Parte l’intelligenza artificiale nelle scuole italiane: inaugurato il primo corso per docenti

Il Ministro Valditara lancia un progetto pilota per personalizzare la didattica con assistenti virtuali

Scuola

Oggi, il Ministro dell’Istruzione Giuseppe Valditara e la direttrice dell’Ufficio Scolastico Regionale del Lazio, Anna Paola Sabatini, hanno dato il via a un progetto innovativo per introdurre l’intelligenza artificiale nelle scuole italiane. Il primo corso, rivolto a circa cinquanta docenti, coinvolgerà tre istituti del Lazio e si estenderà anche a scuole in Lombardia, Toscana e Calabria.

Il progetto prevede l’uso di assistenti virtuali per supportare l’insegnamento, con l’obiettivo di personalizzare la didattica. Secondo Valditara, l’intelligenza artificiale sarà uno strumento prezioso per aiutare sia gli studenti che eccellono a sviluppare ulteriormente i propri talenti, sia quelli che mostrano difficoltà, per seguirli con maggiore attenzione. “Mi fa piacere partire dal Lazio”, ha dichiarato il Ministro, sottolineando anche l’importanza della partecipazione della Calabria come segnale di innovazione e crescita.

La sperimentazione durerà due anni e, se darà risultati positivi, il programma verrà ampliato nel prossimo anno scolastico. L’Italia si colloca tra i primi Paesi in Europa ad adottare queste tecnologie in ambito scolastico, un passo che, come ha affermato Valditara, rende il Paese particolarmente orgoglioso. Il Ministro ha menzionato anche l’esperienza positiva di Paesi asiatici come la Corea del Sud, che hanno già implementato con successo l’intelligenza artificiale nel settore educativo.

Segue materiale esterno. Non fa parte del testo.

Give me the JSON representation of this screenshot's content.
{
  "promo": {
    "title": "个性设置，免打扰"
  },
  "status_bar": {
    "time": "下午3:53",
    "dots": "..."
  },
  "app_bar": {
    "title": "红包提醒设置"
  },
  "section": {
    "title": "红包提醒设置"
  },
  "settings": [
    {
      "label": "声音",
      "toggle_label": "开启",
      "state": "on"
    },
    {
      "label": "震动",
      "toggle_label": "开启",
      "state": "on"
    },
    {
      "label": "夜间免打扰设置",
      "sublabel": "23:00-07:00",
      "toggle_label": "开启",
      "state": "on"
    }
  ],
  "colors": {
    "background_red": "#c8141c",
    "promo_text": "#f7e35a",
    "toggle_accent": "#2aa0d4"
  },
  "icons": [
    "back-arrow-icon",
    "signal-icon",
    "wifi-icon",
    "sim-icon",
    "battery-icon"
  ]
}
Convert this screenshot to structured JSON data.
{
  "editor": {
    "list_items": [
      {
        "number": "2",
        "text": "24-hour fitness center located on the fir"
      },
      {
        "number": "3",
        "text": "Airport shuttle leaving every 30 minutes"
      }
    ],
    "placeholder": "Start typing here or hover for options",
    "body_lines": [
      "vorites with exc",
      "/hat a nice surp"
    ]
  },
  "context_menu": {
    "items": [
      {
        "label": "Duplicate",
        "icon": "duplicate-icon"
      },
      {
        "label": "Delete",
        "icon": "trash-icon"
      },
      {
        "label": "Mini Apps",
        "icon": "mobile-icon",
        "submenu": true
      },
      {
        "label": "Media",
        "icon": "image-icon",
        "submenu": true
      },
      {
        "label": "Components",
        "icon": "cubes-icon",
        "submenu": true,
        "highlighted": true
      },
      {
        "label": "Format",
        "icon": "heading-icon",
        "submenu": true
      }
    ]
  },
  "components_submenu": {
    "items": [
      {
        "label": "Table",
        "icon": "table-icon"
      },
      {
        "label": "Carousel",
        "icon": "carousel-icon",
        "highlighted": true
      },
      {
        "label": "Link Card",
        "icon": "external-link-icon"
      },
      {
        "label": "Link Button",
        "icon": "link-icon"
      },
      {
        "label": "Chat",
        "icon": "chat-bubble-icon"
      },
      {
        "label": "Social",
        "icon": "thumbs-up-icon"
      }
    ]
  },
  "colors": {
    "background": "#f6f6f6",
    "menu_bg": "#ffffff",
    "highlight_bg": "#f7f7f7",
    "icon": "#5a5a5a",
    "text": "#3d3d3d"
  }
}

Valditara ha tenuto a sottolineare che, nonostante l’adozione di queste nuove tecnologie, l’intelligenza umana e la competenza degli insegnanti restano centrali nel processo educativo. “La vostra creatività e capacità di comprendere le sfumature dei vostri allievi sono insostituibili”, ha detto rivolgendosi ai docenti.

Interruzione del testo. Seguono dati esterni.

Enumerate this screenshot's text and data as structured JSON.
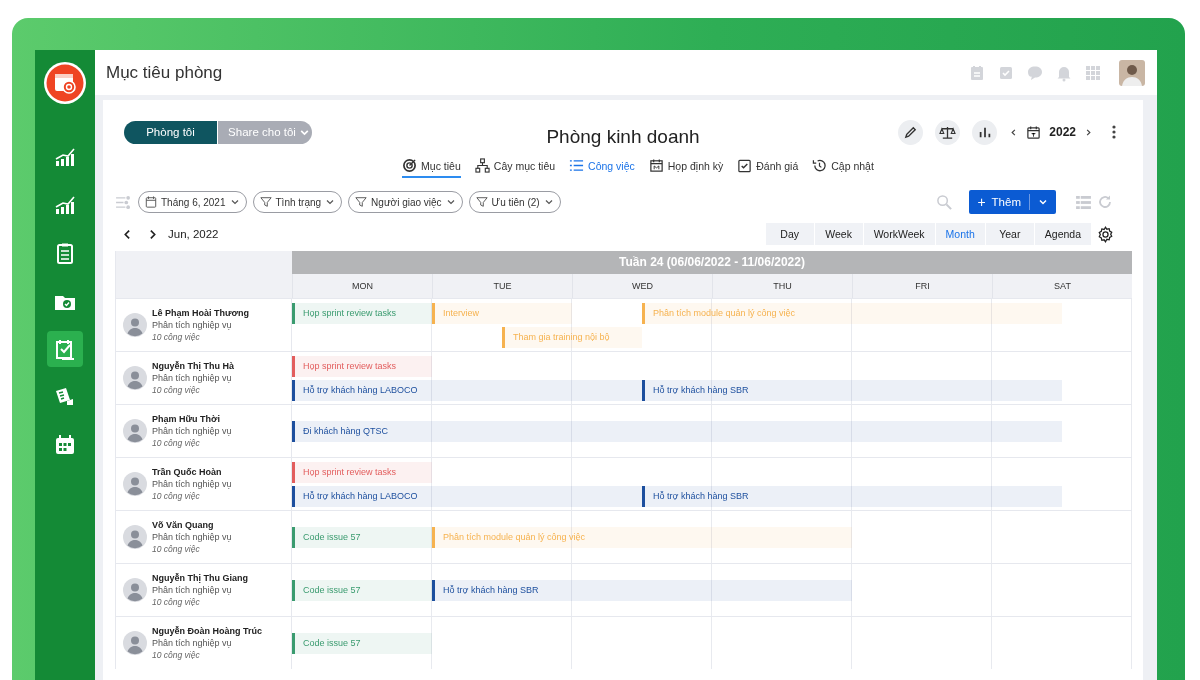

Anche la direttrice Sabatini ha espresso ottimismo, evidenziando che il progetto segue una metodologia sperimentale scientifica e si basa su un percorso di ricerca serio e ben strutturato. “Abbiamo grandi aspettative”, ha aggiunto, ribadendo l’importanza di questa sperimentazione per il futuro della scuola italiana.